A bone scan is a test used to show trouble spots on the spine. A radioactive chemical, sometimes called a "tracer", is injected into the bloodstream. The chemical quickly attaches itself to areas of the skeleton that are busy making new bone. Several hours after the injection, pictures are taken of the skeleton.
A bone scan is very useful when it is unclear exactly where the problem is in the skeleton. It offers the ability to take a picture of the entire skeleton and pinpoint any problem areas. Concentrations of the chemical "tracer" appear as dark spots on the film.

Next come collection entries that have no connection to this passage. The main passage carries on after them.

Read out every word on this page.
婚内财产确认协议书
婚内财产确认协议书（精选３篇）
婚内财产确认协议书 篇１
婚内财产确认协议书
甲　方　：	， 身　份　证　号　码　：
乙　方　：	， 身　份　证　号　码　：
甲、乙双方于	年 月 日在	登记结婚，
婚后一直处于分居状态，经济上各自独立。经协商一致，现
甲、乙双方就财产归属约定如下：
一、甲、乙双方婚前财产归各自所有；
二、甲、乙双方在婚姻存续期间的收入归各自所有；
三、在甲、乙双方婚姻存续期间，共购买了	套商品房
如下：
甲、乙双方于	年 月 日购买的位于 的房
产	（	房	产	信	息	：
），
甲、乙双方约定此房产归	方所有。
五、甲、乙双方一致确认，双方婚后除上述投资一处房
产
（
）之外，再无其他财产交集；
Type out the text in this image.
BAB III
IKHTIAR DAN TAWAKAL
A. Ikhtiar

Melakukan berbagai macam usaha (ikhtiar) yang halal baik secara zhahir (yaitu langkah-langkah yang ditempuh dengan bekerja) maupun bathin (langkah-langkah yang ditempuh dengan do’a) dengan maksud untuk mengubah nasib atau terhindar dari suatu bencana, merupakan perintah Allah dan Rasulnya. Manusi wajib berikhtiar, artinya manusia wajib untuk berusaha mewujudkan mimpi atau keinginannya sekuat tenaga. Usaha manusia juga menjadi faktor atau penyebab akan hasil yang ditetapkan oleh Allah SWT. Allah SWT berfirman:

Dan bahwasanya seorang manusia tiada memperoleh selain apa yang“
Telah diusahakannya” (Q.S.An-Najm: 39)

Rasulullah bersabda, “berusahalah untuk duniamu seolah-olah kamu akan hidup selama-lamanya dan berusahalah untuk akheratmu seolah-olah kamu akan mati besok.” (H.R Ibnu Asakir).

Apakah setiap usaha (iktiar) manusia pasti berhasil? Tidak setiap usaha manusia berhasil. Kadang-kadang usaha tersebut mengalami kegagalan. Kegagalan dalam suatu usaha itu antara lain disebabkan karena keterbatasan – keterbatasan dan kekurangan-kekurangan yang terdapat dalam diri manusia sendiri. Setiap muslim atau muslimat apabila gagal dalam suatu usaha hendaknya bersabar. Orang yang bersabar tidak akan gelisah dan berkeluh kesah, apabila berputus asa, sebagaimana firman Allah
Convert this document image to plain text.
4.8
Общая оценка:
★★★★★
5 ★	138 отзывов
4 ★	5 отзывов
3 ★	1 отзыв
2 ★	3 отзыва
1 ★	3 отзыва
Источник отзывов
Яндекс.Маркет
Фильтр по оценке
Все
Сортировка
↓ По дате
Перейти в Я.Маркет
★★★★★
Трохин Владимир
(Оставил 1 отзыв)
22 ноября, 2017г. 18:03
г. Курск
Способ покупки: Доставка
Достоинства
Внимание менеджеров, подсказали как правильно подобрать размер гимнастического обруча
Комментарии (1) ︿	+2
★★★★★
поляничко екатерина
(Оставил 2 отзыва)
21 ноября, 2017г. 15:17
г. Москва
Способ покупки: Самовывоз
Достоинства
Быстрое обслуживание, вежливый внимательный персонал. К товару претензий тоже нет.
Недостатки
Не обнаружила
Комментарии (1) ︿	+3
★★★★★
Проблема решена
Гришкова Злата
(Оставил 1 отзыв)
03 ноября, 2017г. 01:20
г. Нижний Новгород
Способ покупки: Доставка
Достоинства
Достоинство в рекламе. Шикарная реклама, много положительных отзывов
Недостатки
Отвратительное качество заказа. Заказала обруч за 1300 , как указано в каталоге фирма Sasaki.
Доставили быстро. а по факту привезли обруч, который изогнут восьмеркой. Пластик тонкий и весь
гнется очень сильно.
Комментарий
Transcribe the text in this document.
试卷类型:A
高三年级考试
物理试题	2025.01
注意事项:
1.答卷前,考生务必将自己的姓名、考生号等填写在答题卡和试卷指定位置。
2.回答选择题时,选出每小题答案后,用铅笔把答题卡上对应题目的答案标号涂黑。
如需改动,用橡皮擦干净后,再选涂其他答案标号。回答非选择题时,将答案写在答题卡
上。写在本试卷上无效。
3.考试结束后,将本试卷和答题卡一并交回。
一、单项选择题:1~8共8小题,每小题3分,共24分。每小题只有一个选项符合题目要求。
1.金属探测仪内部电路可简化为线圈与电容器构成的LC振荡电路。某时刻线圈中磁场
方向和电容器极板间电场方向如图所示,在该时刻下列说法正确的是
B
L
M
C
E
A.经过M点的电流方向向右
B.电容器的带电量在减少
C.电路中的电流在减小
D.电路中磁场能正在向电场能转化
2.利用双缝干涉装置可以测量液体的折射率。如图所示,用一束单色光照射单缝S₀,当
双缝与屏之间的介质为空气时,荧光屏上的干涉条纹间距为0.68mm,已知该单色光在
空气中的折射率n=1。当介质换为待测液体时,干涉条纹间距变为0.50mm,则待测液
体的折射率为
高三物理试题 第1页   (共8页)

In an adult, dark spots usually indicate that there is a problem with the skeleton. The increased bone-making activity that the dark spots represent is the skeleton's response to the problem. For example, if there is a bone fracture, bone cells will very quickly begin to make new bone to try to repair it. That activity will appear as a dark spot on a bone scan. If a dark spot is located on the bone scan, the doctor may order additional tests to get more specific information about your condition.
An intravenous (IV) line is started in your hand or arm. The chemical tracer is then injected into your bloodstream through the IV. There is a waiting period of two to three hours, while the chemical attaches itself to any areas of bone that are undergoing rapid changes. You may be free to leave during this waiting period and come back when it is time to perform the bone scan.
When it is time to perform the bone scan, you will then be asked to lie or sit underneath a large "camera" that takes pictures of your skeleton. Since the chemical tracer is radioactive, it sends out radiation that this special camera is able to capture. The camera is similar to a "Geiger counter" in that it uses film to capture the radioactivity. The procedure takes 30-90 minutes.
The bone scan does not show details of the bones or soft tissue. It simply shows how much the bone around a specific area is reacting to the problem.
There is always the risk of an allergic reaction to anything injected into the bloodstream. An allergic reaction to the chemical tracer used in a bone scan is uncommon. The chemical is radioactive, but it disappears from the body very rapidly, usually within hours.